246. Editorial Note
The issues of funding of National Seismic Stations (NSS) for the United Kingdom and the potential transfer of NSS equipment to the USSR continued during the spring of 1980. The Special Coordination Committee (SCC) scheduled a meeting for March 12, 1980, to discuss these issues.
Regarding the funding issue, an agenda for the SCC meeting prepared by the National Security Council (NSC) identified three options: The United States could (1) “inform the UK that we are willing to make a commitment to seek appropriate funding from Congress if they are willing to locate three NSS in their dependent territories in the Southern Hemisphere;” (2) “Defer decision and inform UK that this possibility remains under serious review;” (3) “Inform UK that we have decided not to fund NSS equipment for UK stations.” Secretary of State Cyrus Vance endorsed Option 1. No record of Vance’s recommendation has been found.
As for the technology transfer, an ad hoc group of the NSS SCC Working Group had begun to review “prototype equipment in order to identify elements of that equipment that could raise technology transfer questions. The group will then assess options for replacing those elements with others involving less advanced technology, taking into account any degradation of NSS performance, delays in the NSS program schedule, and implications for the CTB negotiating process.” Once this assessment had been completed, the SCC would decide “whether we should reconsider our willingness to transfer US NSS technology to the Soviet Union to gain information for CTB monitoring, and in particular, whether we should withdraw our offer to loan them an NSS prototype for joint testing and operation.” (Agenda: SCC Meeting on BW and CTB, March 12; Carter Library, National Security Council, Institutional Files, Box 11, SCC 297, CTB, 4/3/80)
On March 13, NSC staff members John Marcum, Ben Huberman, and Jasper Welch informed the President’s Assistant for National Security Affairs, Zbigniew Brzezinski, that “we think funding of the UK equipment would be an acceptable outcome once we are prepared to [Page 608]move the talks ahead.
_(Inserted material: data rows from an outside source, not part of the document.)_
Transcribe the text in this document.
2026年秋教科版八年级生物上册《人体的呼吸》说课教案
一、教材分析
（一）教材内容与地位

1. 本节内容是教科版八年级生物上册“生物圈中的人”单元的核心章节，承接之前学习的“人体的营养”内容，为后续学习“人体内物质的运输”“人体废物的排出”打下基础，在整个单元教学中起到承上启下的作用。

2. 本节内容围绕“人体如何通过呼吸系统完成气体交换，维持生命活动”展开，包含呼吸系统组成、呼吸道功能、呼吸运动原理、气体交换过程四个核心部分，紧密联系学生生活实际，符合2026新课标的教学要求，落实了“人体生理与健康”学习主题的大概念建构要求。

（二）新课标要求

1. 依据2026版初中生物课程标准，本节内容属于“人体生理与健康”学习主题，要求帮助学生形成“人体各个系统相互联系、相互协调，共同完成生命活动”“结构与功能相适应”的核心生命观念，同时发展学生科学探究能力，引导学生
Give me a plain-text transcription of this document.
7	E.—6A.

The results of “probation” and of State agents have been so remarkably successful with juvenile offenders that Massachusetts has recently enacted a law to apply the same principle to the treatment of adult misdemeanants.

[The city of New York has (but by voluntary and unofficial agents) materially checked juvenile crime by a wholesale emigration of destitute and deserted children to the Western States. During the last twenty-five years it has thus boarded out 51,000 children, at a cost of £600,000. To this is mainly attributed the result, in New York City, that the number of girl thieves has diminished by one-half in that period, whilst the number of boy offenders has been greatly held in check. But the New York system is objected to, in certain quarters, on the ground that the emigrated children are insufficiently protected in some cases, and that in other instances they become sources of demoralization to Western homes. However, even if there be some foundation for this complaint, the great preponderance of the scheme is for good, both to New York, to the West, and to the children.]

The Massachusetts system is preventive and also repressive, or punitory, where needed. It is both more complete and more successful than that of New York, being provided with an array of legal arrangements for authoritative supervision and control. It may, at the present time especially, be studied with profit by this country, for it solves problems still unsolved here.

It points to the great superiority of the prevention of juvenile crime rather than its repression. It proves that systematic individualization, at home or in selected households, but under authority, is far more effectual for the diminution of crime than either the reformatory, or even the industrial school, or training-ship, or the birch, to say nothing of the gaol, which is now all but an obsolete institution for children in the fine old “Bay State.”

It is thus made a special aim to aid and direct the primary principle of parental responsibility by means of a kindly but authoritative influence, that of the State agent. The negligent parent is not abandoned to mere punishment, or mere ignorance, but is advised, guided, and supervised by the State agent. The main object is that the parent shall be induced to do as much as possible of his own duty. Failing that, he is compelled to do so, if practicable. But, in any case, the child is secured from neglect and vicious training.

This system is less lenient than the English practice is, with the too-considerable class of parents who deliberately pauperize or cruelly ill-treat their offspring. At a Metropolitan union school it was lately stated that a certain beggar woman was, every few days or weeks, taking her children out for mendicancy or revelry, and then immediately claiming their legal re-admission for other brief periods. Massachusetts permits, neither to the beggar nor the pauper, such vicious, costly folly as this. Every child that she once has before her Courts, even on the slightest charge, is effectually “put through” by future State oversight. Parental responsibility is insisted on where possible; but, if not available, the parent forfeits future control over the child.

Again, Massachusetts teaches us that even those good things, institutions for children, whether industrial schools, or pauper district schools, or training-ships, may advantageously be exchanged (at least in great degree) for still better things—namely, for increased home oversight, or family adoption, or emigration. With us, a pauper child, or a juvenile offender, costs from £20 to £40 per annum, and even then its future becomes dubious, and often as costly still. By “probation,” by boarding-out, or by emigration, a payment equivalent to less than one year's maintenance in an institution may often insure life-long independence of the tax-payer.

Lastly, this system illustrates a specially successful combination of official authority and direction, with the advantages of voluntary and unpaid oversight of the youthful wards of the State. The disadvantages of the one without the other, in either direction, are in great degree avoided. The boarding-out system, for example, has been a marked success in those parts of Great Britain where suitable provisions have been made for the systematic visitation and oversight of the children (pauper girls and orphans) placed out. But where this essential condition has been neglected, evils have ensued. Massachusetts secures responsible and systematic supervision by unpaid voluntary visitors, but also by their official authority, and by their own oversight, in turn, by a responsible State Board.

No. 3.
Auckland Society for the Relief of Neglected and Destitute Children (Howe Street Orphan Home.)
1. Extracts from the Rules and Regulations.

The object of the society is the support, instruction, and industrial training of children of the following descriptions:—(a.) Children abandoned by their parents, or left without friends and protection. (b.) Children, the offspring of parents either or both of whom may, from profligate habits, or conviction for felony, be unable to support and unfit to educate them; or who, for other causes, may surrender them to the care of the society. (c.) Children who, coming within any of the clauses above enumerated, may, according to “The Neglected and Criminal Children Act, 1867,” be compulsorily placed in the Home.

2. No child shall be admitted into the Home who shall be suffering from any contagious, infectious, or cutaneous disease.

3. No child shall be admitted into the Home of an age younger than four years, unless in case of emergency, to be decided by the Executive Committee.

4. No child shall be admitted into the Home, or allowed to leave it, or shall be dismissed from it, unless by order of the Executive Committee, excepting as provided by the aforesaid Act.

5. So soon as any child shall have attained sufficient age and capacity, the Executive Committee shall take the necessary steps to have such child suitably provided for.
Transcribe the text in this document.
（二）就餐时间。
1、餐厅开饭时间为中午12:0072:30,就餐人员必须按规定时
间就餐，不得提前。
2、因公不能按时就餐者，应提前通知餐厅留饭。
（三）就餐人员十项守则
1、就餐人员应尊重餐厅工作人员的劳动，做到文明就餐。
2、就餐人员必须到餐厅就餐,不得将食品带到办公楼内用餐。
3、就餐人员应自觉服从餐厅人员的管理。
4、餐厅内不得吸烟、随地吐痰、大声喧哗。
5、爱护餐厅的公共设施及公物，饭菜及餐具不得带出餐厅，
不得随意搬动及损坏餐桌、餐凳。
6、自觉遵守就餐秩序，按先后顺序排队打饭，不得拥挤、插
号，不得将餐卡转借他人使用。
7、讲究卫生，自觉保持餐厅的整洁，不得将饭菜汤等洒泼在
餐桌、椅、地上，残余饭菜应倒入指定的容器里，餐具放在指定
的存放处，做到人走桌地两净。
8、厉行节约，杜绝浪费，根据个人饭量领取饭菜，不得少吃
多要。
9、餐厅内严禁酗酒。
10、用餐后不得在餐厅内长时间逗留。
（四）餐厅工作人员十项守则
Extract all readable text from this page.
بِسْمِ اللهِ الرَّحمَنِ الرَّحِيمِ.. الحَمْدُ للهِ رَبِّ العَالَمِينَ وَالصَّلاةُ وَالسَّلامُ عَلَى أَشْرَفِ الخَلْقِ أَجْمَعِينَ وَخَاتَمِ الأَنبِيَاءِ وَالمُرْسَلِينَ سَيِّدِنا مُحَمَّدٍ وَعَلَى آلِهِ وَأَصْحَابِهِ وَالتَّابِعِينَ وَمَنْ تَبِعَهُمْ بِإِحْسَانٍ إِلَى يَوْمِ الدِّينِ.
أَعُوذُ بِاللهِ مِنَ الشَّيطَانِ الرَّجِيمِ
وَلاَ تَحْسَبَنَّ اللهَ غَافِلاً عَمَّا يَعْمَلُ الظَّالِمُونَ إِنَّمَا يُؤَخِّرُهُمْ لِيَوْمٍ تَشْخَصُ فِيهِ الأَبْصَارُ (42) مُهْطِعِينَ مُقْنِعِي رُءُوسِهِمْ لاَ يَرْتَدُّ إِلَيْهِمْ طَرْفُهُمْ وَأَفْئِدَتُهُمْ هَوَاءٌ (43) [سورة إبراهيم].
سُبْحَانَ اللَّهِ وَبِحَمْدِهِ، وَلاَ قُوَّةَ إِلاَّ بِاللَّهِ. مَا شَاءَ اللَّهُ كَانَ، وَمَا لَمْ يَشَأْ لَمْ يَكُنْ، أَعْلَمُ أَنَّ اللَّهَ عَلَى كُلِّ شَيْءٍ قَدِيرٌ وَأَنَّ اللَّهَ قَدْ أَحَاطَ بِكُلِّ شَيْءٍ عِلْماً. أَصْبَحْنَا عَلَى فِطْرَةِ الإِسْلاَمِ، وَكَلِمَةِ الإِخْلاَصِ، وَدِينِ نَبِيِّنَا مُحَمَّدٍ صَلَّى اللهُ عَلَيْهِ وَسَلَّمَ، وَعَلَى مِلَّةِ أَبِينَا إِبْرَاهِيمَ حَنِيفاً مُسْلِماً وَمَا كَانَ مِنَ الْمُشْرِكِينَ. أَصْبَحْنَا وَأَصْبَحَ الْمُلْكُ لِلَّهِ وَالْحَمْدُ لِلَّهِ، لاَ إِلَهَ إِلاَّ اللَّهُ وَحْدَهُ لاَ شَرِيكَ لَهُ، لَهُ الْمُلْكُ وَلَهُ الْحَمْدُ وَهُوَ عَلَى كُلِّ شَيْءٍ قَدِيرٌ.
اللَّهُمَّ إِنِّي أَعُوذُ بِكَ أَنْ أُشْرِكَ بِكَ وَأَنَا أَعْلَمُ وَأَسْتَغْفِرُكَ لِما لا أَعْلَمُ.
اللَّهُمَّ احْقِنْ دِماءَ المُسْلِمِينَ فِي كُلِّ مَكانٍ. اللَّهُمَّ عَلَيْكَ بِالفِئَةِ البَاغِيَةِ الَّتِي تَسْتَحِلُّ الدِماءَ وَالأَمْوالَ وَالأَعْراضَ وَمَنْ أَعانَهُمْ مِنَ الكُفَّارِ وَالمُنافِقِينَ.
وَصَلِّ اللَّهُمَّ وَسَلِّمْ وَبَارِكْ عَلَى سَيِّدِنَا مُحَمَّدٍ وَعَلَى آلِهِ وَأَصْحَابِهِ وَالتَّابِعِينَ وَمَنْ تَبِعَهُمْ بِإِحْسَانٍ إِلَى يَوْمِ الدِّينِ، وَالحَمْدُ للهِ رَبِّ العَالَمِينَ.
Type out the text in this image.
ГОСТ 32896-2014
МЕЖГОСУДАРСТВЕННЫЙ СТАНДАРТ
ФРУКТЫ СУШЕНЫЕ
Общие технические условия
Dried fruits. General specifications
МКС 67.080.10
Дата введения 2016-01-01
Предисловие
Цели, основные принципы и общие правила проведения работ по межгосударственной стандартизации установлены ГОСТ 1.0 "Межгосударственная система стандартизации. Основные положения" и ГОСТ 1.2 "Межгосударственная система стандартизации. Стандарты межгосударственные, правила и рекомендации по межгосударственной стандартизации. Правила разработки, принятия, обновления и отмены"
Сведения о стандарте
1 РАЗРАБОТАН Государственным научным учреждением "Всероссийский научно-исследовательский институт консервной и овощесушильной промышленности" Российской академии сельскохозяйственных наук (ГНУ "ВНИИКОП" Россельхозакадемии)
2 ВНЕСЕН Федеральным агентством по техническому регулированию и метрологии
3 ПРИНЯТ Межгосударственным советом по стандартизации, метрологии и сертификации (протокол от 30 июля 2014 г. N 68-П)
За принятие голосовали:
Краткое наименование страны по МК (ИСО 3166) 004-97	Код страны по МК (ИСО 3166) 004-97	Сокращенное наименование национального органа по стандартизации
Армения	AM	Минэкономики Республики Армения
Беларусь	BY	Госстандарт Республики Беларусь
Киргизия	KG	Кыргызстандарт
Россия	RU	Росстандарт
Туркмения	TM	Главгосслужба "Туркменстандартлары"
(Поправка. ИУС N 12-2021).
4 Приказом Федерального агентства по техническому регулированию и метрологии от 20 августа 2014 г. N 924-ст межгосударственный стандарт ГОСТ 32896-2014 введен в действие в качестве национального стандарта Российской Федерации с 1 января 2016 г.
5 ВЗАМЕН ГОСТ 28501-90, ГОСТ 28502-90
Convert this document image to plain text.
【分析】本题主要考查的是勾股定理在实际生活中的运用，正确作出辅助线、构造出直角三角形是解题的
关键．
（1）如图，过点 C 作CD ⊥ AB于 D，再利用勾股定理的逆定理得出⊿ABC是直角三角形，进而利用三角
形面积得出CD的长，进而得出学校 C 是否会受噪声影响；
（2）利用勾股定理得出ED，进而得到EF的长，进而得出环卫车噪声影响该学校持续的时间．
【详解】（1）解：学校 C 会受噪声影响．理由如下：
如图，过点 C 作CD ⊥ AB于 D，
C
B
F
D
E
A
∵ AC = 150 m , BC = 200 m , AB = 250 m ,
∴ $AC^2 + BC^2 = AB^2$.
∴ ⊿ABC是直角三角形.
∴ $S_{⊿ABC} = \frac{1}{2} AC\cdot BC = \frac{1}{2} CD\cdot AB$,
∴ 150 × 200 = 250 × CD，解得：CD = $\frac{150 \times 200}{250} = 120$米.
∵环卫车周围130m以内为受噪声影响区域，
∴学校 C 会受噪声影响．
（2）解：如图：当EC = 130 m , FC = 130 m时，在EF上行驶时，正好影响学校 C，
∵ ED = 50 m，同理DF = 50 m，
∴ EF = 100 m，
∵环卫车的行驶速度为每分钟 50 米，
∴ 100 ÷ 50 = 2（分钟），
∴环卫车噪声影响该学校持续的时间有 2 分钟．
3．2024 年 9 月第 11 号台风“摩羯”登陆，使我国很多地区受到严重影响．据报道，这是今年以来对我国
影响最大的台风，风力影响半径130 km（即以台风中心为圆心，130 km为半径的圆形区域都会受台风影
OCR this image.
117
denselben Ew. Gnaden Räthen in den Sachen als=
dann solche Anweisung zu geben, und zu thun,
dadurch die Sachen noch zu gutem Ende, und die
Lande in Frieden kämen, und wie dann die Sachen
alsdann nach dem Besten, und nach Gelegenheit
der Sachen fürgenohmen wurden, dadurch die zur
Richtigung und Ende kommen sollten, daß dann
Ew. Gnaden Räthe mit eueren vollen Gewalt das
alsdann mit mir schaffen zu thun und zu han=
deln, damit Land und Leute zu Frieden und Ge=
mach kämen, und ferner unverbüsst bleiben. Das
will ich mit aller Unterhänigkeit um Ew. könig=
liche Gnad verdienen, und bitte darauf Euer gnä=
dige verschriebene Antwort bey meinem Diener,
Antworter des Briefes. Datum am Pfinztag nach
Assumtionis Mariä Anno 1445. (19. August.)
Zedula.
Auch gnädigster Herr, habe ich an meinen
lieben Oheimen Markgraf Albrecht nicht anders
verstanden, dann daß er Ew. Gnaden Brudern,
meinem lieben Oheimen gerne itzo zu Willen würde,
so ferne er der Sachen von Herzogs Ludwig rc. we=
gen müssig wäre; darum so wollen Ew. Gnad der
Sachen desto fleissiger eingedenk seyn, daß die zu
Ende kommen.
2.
It would help us achieve our NSS verification objectives and the Southern Hemisphere sites, although not contributing to CTB monitoring per se, would augment our NPT monitoring capability. Nevertheless, moving ahead with Cy’s proposal now might be viewed on the Hill as inconsistent with our general post-Afghanistan policy and belt-tightening on government expenditures.” Marcum, Haberman, and Welch recommended that the United States “defer Cy’s proposal at present.” They also contended that given “Thatcher’s personal opposition to CTB and our shared post-Afghanistan concerns, they would probably be amazed if we tried to close the deal at this time.” (Memorandum from Marcum, Huberman, and Welch, March 13; ibid.)
A March 13, 1980, memorandum from the Nuclear Test Monitoring Working Group to Stansfield Turner, the Director of the Central Intelligence Agency, restated the issues that would be discussed at the SCC meeting, which had been rescheduled for March 14. An unknown hand, however, twice changed the date for the SCC meeting, first to March 26, and then to April 1. No summary of conclusions or minutes of the SCC meeting, which likely occurred on April 3, has been found. (Ibid.)